An outdated, (in the GPU architecture sense), observation, from Scott Gray:

“Our unroll factor is the number of lines we read at a time from A and B, store/read from shared, and compute. It will be constrained in several ways. We want to be able to hide the latencies of our texture loads by as much computational work as possible. However we don’t want the size of the loop to exceed the size of the instruction cache. Doing so would add additional instruction fetch latencies that we’d then need to hide. On Maxwell I’ve measured this cache to be 8KB. So this means we don’t want a loop size of more than 1024 8 byte instructions, where every 4th instruction is a control code. So 768 is the limit of useful instructions. Then there are also instruction alignment considerations so you’ll want to be safely under that value as well. In short, using a loop unroll factor of 8 gives us 8 x 64=512 ffma instuctions plus the additional memory and integer arithmetic instructions needed for the loop (about 40). This puts us well under 768. Eight lines per loop also aligns well with the dimensions of our texture memory loads. Finally, 512 FFMAs should be enough to mostly hide the 200+ clock texture load latency.”

More modern GPUs have significantly larger I caches - see table 3.1 here.

Well, instruction caches sizes certain had to increase in newer GPU architectures given that each instruction takes up 16 bytes these days: 8 bytes for the instruction proper plus 8 bytes for the associated “op-steering” control block.

Looping is not the worst case scenario for instruction cache misses.

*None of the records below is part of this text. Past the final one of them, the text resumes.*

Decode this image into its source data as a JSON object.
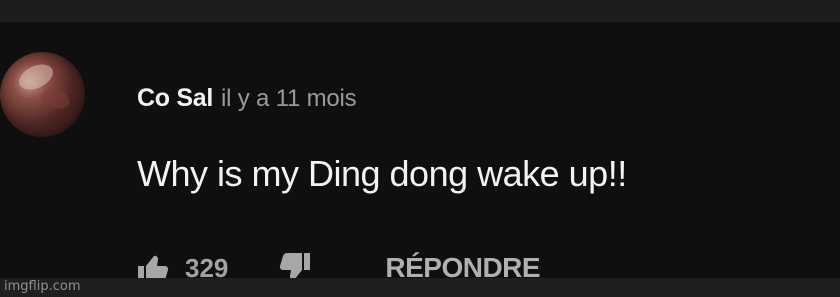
{
  "comment": {
    "author": "Co Sal",
    "time": "il y a 11 mois",
    "text": "Why is my Ding dong wake up!!",
    "like_count": "329",
    "reply_label": "RÉPONDRE",
    "avatar_icon": "avatar",
    "like_icon": "thumbs-up-icon",
    "dislike_icon": "thumbs-down-icon"
  },
  "watermark": "imgflip.com",
  "colors": {
    "background": "#0f0f0f",
    "text_primary": "#f2f2f2",
    "text_secondary": "#9a9a9a",
    "icon": "#a4a4a4"
  }
}
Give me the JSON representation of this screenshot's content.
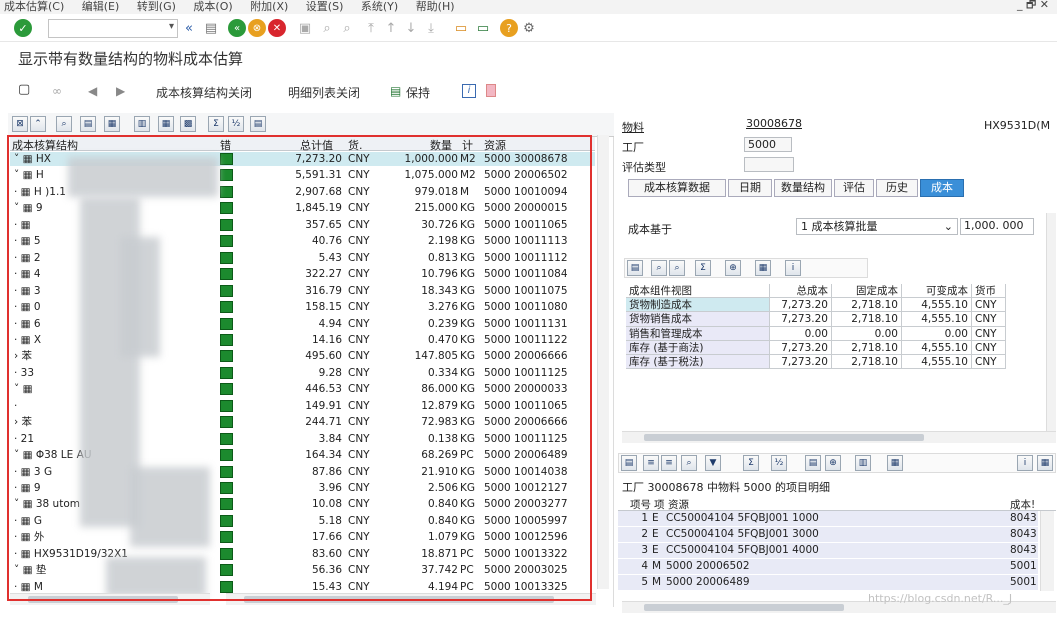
{
  "menu": [
    "成本估算(C)",
    "编辑(E)",
    "转到(G)",
    "成本(O)",
    "附加(X)",
    "设置(S)",
    "系统(Y)",
    "帮助(H)"
  ],
  "window_controls": "_ 🗗 ✕",
  "page_title": "显示带有数量结构的物料成本估算",
  "toolbar2": {
    "item1": "成本核算结构关闭",
    "item2": "明细列表关闭",
    "item3": "保持"
  },
  "left_grid": {
    "headers": {
      "tree": "成本核算结构",
      "err": "错",
      "total": "总计值",
      "cur": "货.",
      "qty": "数量",
      "unit": "计",
      "resource": "资源"
    },
    "rows": [
      {
        "tree": "˅ ▦ HX",
        "total": "7,273.20",
        "cur": "CNY",
        "qty": "1,000.000",
        "unit": "M2",
        "res": "5000 30008678"
      },
      {
        "tree": "  ˅ ▦ H",
        "total": "5,591.31",
        "cur": "CNY",
        "qty": "1,075.000",
        "unit": "M2",
        "res": "5000 20006502"
      },
      {
        "tree": "    · ▦ H                    )1.1",
        "total": "2,907.68",
        "cur": "CNY",
        "qty": "979.018",
        "unit": "M",
        "res": "5000 10010094"
      },
      {
        "tree": "    ˅ ▦ 9",
        "total": "1,845.19",
        "cur": "CNY",
        "qty": "215.000",
        "unit": "KG",
        "res": "5000 20000015"
      },
      {
        "tree": "      · ▦",
        "total": "357.65",
        "cur": "CNY",
        "qty": "30.726",
        "unit": "KG",
        "res": "5000 10011065"
      },
      {
        "tree": "      · ▦         5",
        "total": "40.76",
        "cur": "CNY",
        "qty": "2.198",
        "unit": "KG",
        "res": "5000 10011113"
      },
      {
        "tree": "      · ▦         2",
        "total": "5.43",
        "cur": "CNY",
        "qty": "0.813",
        "unit": "KG",
        "res": "5000 10011112"
      },
      {
        "tree": "      · ▦         4",
        "total": "322.27",
        "cur": "CNY",
        "qty": "10.796",
        "unit": "KG",
        "res": "5000 10011084"
      },
      {
        "tree": "      · ▦         3",
        "total": "316.79",
        "cur": "CNY",
        "qty": "18.343",
        "unit": "KG",
        "res": "5000 10011075"
      },
      {
        "tree": "      · ▦         0",
        "total": "158.15",
        "cur": "CNY",
        "qty": "3.276",
        "unit": "KG",
        "res": "5000 10011080"
      },
      {
        "tree": "      · ▦         6",
        "total": "4.94",
        "cur": "CNY",
        "qty": "0.239",
        "unit": "KG",
        "res": "5000 10011131"
      },
      {
        "tree": "      · ▦       X",
        "total": "14.16",
        "cur": "CNY",
        "qty": "0.470",
        "unit": "KG",
        "res": "5000 10011122"
      },
      {
        "tree": "      ›        苯",
        "total": "495.60",
        "cur": "CNY",
        "qty": "147.805",
        "unit": "KG",
        "res": "5000 20006666"
      },
      {
        "tree": "      ·       33",
        "total": "9.28",
        "cur": "CNY",
        "qty": "0.334",
        "unit": "KG",
        "res": "5000 10011125"
      },
      {
        "tree": "    ˅ ▦",
        "total": "446.53",
        "cur": "CNY",
        "qty": "86.000",
        "unit": "KG",
        "res": "5000 20000033"
      },
      {
        "tree": "      ·",
        "total": "149.91",
        "cur": "CNY",
        "qty": "12.879",
        "unit": "KG",
        "res": "5000 10011065"
      },
      {
        "tree": "      ›          苯",
        "total": "244.71",
        "cur": "CNY",
        "qty": "72.983",
        "unit": "KG",
        "res": "5000 20006666"
      },
      {
        "tree": "      ·         21",
        "total": "3.84",
        "cur": "CNY",
        "qty": "0.138",
        "unit": "KG",
        "res": "5000 10011125"
      },
      {
        "tree": "  ˅ ▦ Φ38                  LE AU",
        "total": "164.34",
        "cur": "CNY",
        "qty": "68.269",
        "unit": "PC",
        "res": "5000 20006489"
      },
      {
        "tree": "    · ▦ 3                      G",
        "total": "87.86",
        "cur": "CNY",
        "qty": "21.910",
        "unit": "KG",
        "res": "5000 10014038"
      },
      {
        "tree": "    · ▦ 9",
        "total": "3.96",
        "cur": "CNY",
        "qty": "2.506",
        "unit": "KG",
        "res": "5000 10012127"
      },
      {
        "tree": "    ˅ ▦ 38                  utom",
        "total": "10.08",
        "cur": "CNY",
        "qty": "0.840",
        "unit": "KG",
        "res": "5000 20003277"
      },
      {
        "tree": "      · ▦                   G",
        "total": "5.18",
        "cur": "CNY",
        "qty": "0.840",
        "unit": "KG",
        "res": "5000 10005997"
      },
      {
        "tree": "    · ▦ 外",
        "total": "17.66",
        "cur": "CNY",
        "qty": "1.079",
        "unit": "KG",
        "res": "5000 10012596"
      },
      {
        "tree": "  · ▦           HX9531D19/32X1",
        "total": "83.60",
        "cur": "CNY",
        "qty": "18.871",
        "unit": "PC",
        "res": "5000 10013322"
      },
      {
        "tree": "  ˅ ▦ 垫",
        "total": "56.36",
        "cur": "CNY",
        "qty": "37.742",
        "unit": "PC",
        "res": "5000 20003025"
      },
      {
        "tree": "    · ▦                    M",
        "total": "15.43",
        "cur": "CNY",
        "qty": "4.194",
        "unit": "PC",
        "res": "5000 10013325"
      }
    ]
  },
  "right": {
    "material_label": "物料",
    "material_value": "30008678",
    "material_desc": "HX9531D(M",
    "plant_label": "工厂",
    "plant_value": "5000",
    "valtype_label": "评估类型",
    "tabs": [
      "成本核算数据",
      "日期",
      "数量结构",
      "评估",
      "历史",
      "成本"
    ],
    "basis_label": "成本基于",
    "basis_value": "1 成本核算批量",
    "basis_qty": "1,000. 000",
    "ctable": {
      "headers": [
        "成本组件视图",
        "总成本",
        "固定成本",
        "可变成本",
        "货币"
      ],
      "rows": [
        [
          "货物制造成本",
          "7,273.20",
          "2,718.10",
          "4,555.10",
          "CNY"
        ],
        [
          "货物销售成本",
          "7,273.20",
          "2,718.10",
          "4,555.10",
          "CNY"
        ],
        [
          "销售和管理成本",
          "0.00",
          "0.00",
          "0.00",
          "CNY"
        ],
        [
          "库存 (基于商法)",
          "7,273.20",
          "2,718.10",
          "4,555.10",
          "CNY"
        ],
        [
          "库存 (基于税法)",
          "7,273.20",
          "2,718.10",
          "4,555.10",
          "CNY"
        ]
      ]
    },
    "items_title": "工厂 30008678 中物料 5000 的项目明细",
    "items_headers": {
      "no": "项号",
      "cat": "项",
      "res": "资源",
      "cost": "成本!"
    },
    "items": [
      {
        "no": "1",
        "cat": "E",
        "res": "CC50004104 5FQBJ001 1000",
        "cost": "8043"
      },
      {
        "no": "2",
        "cat": "E",
        "res": "CC50004104 5FQBJ001 3000",
        "cost": "8043"
      },
      {
        "no": "3",
        "cat": "E",
        "res": "CC50004104 5FQBJ001 4000",
        "cost": "8043"
      },
      {
        "no": "4",
        "cat": "M",
        "res": "5000 20006502",
        "cost": "5001"
      },
      {
        "no": "5",
        "cat": "M",
        "res": "5000 20006489",
        "cost": "5001"
      }
    ]
  },
  "watermark": "https://blog.csdn.net/R..._J",
  "colors": {
    "accent": "#3a8fd8",
    "lamp": "#1c8a2e",
    "selection": "#cfeaf0",
    "highlight_box": "#e0302e"
  }
}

I am hypothesizing a worst case scenario would involved kernels with multiple called subroutines with cache conflicts between them based on their addresses. I don’t know anything about the associativity of the instruction caches on GPUs, but it is reasonable to assume it is low and these caches may even be direct mapped. Typical kernels do not require high associativity, and there is hardware expenditure for set associative caches, with those transistors probably better spent to increase performance through other means.

Thanks as always, Norbert! This makes me feel a lot better. I don’t have loops nearly that big, and while I do have multiple code pathways separated by a switch, the various pathways that could run simultaneously are already in the kernel. Further code that will go in it is to be added after successive __syncthreads(); calls, so if the instructions cache then the new features will not compete with old ones for the cache space. So many things to think about, but it’s good to know that this is not really one of them.